Si la paroisse de Val Marie est fondée seulement en 1910 par l'abbé Passaplan, la région de la rivière Blanche avait accueilli des Indiens, des Métis et des hommes blancs depuis des siècles. «Dans les buttes au nord-est de Hillandale, dans le pâturage de Williamson, on peut voir une grosse roche avec cette inscription: G. LAVALLE JANUARY 15, 1861. Un tas de roches, comme les Indiens utilisaient pour indiquer leurs tombeaux est situé derrière cette roche.»(2)

G. Lavalle était un Métis ou peut-être un traiteur de fourrures. Dans la région de la roche, on peut encore trouver des cercles comme ceux utilisés par les Indiens pour tenir les tipis en place. Grâce au gibier attiré par la rivière Blanche, la région de Val Marie était donc un endroit idéal de traite des fourrures. «La Rivière Blanche traverse d'un bout à l'autre cette charmante localité, en fait l'agrément et la beauté; elle est l'objet des amours de son fondateur qui ne peut vivre loin d'elle.»(3)

Après les Indiens et les traiteurs de fourrures, c'est au tour des ranchers d'envahir le district de Val Marie. Parmi les gros ranchs dans la région mentionnons le Turkey Track, le Circle Diamond Ranch, le T Down Bar Ranch, le HF Ranch et le fameux '76' Ranch. Établi au Wyoming vers 1878, le '76' appartenait à une compagnie d'élevage britannique et américaine, la Powder River Ranch Company. Mais en 1887, la Canadian Agricultural, Coal and Colonization Company obtient une concession de plus de 10 000 acres le long du Canadien Pacifique dans la région de Rush Lake, Swift Current, Gull Lake et Crane Lake dans le sud-ouest du district d'Assiniboia dans les Territoires du Nord-Ouest. Elle acquiert aussi la marque '76' de la Powder River Ranch Company.
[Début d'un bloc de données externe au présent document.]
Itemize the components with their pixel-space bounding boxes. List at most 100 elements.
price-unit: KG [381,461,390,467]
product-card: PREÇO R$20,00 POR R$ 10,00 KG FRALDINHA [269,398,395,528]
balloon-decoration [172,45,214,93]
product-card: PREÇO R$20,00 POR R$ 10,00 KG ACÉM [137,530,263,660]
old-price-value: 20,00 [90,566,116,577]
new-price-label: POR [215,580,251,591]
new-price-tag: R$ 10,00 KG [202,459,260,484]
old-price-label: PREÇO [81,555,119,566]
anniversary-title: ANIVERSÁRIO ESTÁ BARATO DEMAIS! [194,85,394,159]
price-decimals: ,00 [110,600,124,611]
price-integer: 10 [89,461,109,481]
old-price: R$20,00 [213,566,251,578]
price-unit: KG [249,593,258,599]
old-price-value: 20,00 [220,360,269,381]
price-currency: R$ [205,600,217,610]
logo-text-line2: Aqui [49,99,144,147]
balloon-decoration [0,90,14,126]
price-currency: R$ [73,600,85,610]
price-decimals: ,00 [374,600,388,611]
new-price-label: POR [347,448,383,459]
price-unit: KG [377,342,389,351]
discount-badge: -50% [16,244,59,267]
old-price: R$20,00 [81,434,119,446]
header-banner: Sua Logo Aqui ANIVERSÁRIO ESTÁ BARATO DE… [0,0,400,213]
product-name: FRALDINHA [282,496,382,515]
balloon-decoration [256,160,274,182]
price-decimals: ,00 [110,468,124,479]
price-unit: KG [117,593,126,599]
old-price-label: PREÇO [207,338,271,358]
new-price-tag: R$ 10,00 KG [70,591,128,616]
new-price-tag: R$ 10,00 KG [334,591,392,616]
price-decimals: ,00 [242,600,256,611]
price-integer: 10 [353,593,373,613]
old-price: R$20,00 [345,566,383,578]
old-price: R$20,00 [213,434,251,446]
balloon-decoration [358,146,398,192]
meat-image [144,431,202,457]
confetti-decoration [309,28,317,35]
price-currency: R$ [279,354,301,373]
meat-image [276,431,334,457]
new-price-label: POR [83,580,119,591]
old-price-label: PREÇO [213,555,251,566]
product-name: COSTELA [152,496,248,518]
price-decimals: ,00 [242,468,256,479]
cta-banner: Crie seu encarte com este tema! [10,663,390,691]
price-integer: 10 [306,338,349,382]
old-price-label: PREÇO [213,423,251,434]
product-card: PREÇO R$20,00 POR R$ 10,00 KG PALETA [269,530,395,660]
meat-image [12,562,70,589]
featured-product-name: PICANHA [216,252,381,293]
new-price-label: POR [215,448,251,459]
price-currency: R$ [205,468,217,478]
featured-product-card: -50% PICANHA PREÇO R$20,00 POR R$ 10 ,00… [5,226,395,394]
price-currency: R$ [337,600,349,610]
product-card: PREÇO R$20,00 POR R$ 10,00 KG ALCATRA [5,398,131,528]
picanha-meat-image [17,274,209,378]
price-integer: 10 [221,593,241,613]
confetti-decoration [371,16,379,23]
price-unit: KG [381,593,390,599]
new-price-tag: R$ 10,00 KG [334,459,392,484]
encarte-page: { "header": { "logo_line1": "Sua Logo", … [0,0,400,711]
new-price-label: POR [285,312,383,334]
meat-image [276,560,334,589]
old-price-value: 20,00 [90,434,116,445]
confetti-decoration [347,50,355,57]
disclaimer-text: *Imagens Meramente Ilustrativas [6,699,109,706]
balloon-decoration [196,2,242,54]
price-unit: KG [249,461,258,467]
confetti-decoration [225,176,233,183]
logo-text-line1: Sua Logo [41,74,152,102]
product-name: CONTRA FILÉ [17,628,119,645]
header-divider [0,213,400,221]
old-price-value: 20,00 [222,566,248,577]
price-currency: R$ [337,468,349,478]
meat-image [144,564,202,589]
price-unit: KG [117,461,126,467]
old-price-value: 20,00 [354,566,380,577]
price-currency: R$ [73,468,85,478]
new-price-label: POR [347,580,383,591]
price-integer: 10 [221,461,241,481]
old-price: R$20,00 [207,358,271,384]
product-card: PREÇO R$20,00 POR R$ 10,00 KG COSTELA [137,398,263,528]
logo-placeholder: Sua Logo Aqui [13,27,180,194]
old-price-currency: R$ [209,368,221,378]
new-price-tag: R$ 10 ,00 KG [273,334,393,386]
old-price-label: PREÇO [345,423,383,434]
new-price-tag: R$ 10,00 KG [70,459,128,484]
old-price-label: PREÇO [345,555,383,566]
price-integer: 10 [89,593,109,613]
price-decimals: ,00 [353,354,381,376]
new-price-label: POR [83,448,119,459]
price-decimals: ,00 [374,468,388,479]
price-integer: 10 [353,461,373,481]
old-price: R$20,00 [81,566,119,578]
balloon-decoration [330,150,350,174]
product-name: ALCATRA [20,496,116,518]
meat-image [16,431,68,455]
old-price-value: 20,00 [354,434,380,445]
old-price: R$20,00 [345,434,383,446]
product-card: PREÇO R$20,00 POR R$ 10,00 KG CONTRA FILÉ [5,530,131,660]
En plus des gros ranchs, il y a aussi plusieurs petites entreprises d'élevage. Parmi les petits éleveurs de bétail, mentionnons les noms de Zotique Clément et Jean-Marie Trottier. Ce dernier était l'ancêtre du célèbre hockeyeur, Brian Trottier. Zotique Clément arrive du Manitoba vers 1910 avec ses fils Philias, Albert, Stanislas et Omer. Jean-Marie Trottier et son neveu Patrick étaient venus du Lac Pelletier quelques années auparavant.

Un autre petit éleveur du début du siècle dans la région de Val Marie est l'auteur et peintre canadien-français, Ernest Dufault, alias Will James. Même si Will James se disait Américain, qu'il était né au Montana, la réalité était tout autre! Ernest Dufault est né le 6 juin 1892 à Saint-Nazaire d'Acton, Québec, dans les Cantons de l'Est au sud de Drummondville. Le fils de Jean Dufault et de Joséphine Baillargeon, Ernest Dufault obtient la permission de ses parents de venir tenter ses chances dans l'Ouest lorsqu'il a seulement quinze ans, en 1907. «Il débarque en Saskatchewan et se débrouille pour apprendre à parler anglais. Il se trouve du travail dans un ranch et change ainsi d'un endroit à l'autre durant un an.»(4) Il prend un homestead dans la région de Val Marie, mais doit éventuellement l'abandonner. Il traverse alors la frontière où il devient rancher, auteur et peintre aux États-Unis sous le nom de Will James.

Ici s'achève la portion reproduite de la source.